Ça ne finit pas, non, ça ne finit pas.
(Ne pouvoir écrire, seconde mort)
LAISSONS LA NUIT…
Laissons la nuit nous revenir
À nouveau d’une seule peau
dans la matrice d’eau tendre
qui neuf lunes durant nous avait enveloppés
Ma joue contre ton front de pierre
à force
ne tremble plus
Tu as cette façon d’être là
sans préjuger d’un chagrin
regard posé sur le monde sans faire mal
Ton secret de galet toujours plus galet *
* Le galet Makapansgat est une pierre de 260 grammes en jaspérite rouge-brune retrouvée dans une grotte aux côtés de nos lointains ancêtres australopithèques présentant l’apparence frustre d’un visage humain.
REPARTIR…
Repartir
oublier
repartir
À chaque pas
ignorer le petit gravier dans le soulier
avancer
s’égarer et
garder un peu de joie pour la descente
jusqu’à la prairie dépliée
J’AI TRAVERSÉ LA CHAMBRE…
J’ai traversé la chambre dix fois ce matin
les objets étaient là
comme d’habitude
des petites choses sans qualité assemblées
par le jeu des mémoires
Il y a les rondeurs d’une poire en albâtre
deux bols tournés de mains d’homme
un bouquet de lavande
des hectares de bleu et
jaillissant au travers
le ciel de la Latine
là où naissent les histoires de la Grande Ourse
les soirs d’été
BORDS DE MER…
Bords de mer à longues enjambées
Dans la clarté de la lune il m’était apparu
soudain et unique
comme un ami perdu de vue qui revient
Ma main tout près de lui
sans le toucher
mon regard au contraire
Tant d’années de visages du regard à la pierre,
de la pierre à la main, de la main au regard,
du regard au visage, du visage au visage
En silence j’avais avancé le bras
effleuré puis tenu longuement contre ma joue
sa réalité
M’étais laissé conter sa geste calme
sa douceur d’eau de pluie
mémoire minérale
Sur la râpe de la langue racle tout ce que la mort embarque : les copulations en chaîne dans le bourdonnement des mouches, vos ailes déchirées, les balles de paille sous vos paupières
V – Comme dans un rêve
JAMAIS D’ABORD, NI CONTRE…
Extrait 2
Douleur
dédouble
chaque
minute
casse en deux chaque
sourire
ou bourgeon enivré de printemps
Nul arbre où grimper
(cabane où s’abriter)
nulle pluie où tomber
ni moineau vers le sud pour s’envoler
Dehors
le soleil (cet insouciant)
continue de tourner
HEURES DOUCES D’UN APRÈS-MIDI D’ÉTÉ…
Extrait 2
Pour ne pas m’enliser dans l’été j/e vagabonde, de bâtisse
en bâtisse,
dans les chambres des gens, dans leurs vies et leurs têtes.

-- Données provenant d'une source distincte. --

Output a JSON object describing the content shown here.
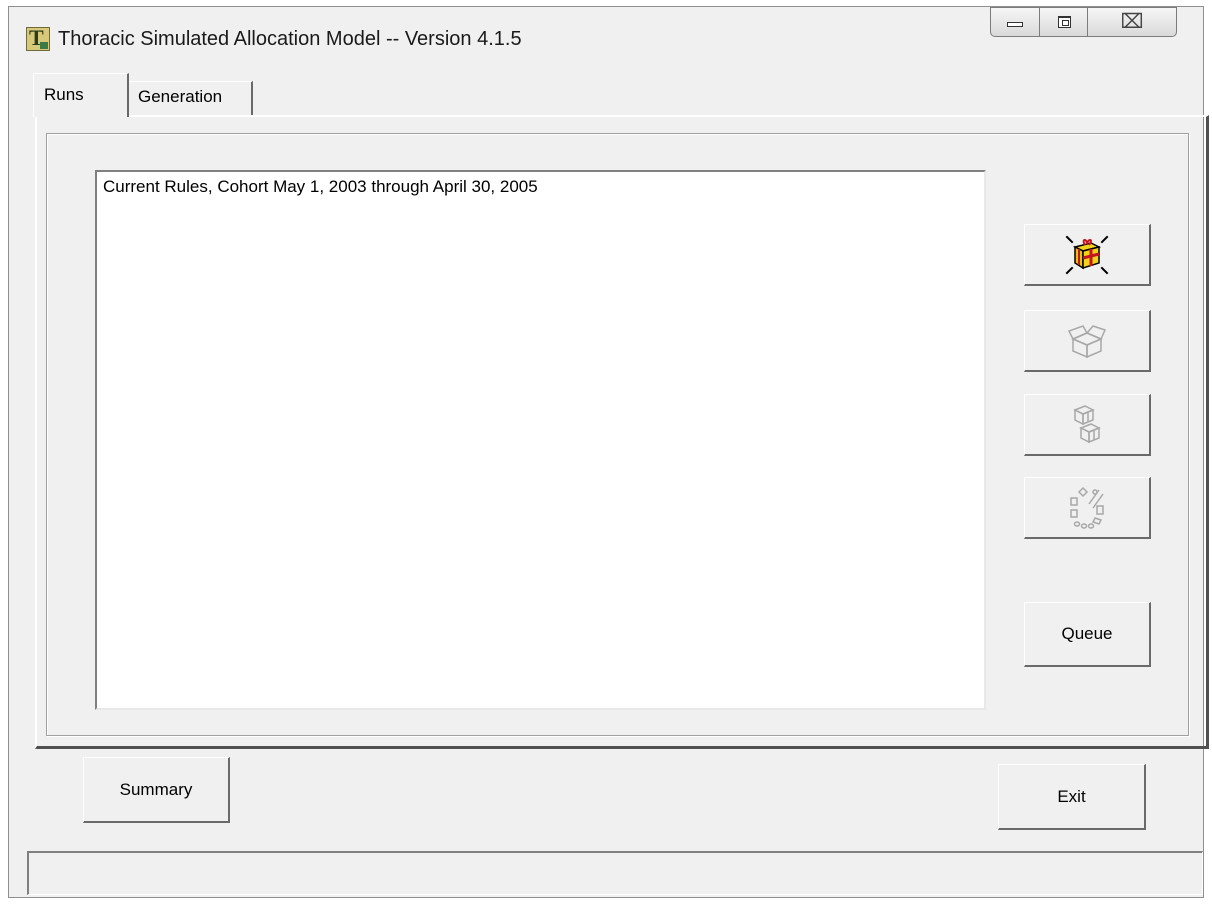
{
  "window": {
    "title": "Thoracic Simulated Allocation Model -- Version 4.1.5",
    "icon": "thoracic-app-icon",
    "icon_letter": "T"
  },
  "caption_buttons": {
    "minimize_icon": "minimize-icon",
    "maximize_icon": "maximize-icon",
    "close_icon": "close-icon",
    "close_glyph": "⌧"
  },
  "tabs": [
    {
      "label": "Runs",
      "active": true
    },
    {
      "label": "Generation",
      "active": false
    }
  ],
  "runs_list": {
    "items": [
      "Current Rules, Cohort May 1, 2003 through April 30, 2005"
    ]
  },
  "side_buttons": [
    {
      "icon": "gift-box-run-icon",
      "enabled": true
    },
    {
      "icon": "open-box-icon",
      "enabled": false
    },
    {
      "icon": "multiple-boxes-icon",
      "enabled": false
    },
    {
      "icon": "batch-parts-icon",
      "enabled": false
    }
  ],
  "buttons": {
    "queue_label": "Queue",
    "summary_label": "Summary",
    "exit_label": "Exit"
  },
  "status_bar": {
    "text": ""
  },
  "colors": {
    "window_bg": "#f0f0f0",
    "gift_yellow": "#f2d21a",
    "gift_red": "#c4161c",
    "disabled_gray": "#a8a8a8"
  }
}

Mais toujours revient cet immense problème des limites.
(C’est la partie la plus difficultueuse de l’équation, il me faut bien
l’admettre.)
Car gérer autant d’intérieurs a de fâcheuses implications : impossible
de les organiser sans que rien ne sorte de la toile.
Habilement j/e corrige quelques angles, vérifie quelques nœuds.
Mais les pensées, c’est comme des photons lumineux, elles n’en font
qu’à leur tête, leurs pupilles sont plus excitées que des électrons et
leurs noyaux battent comme des portes.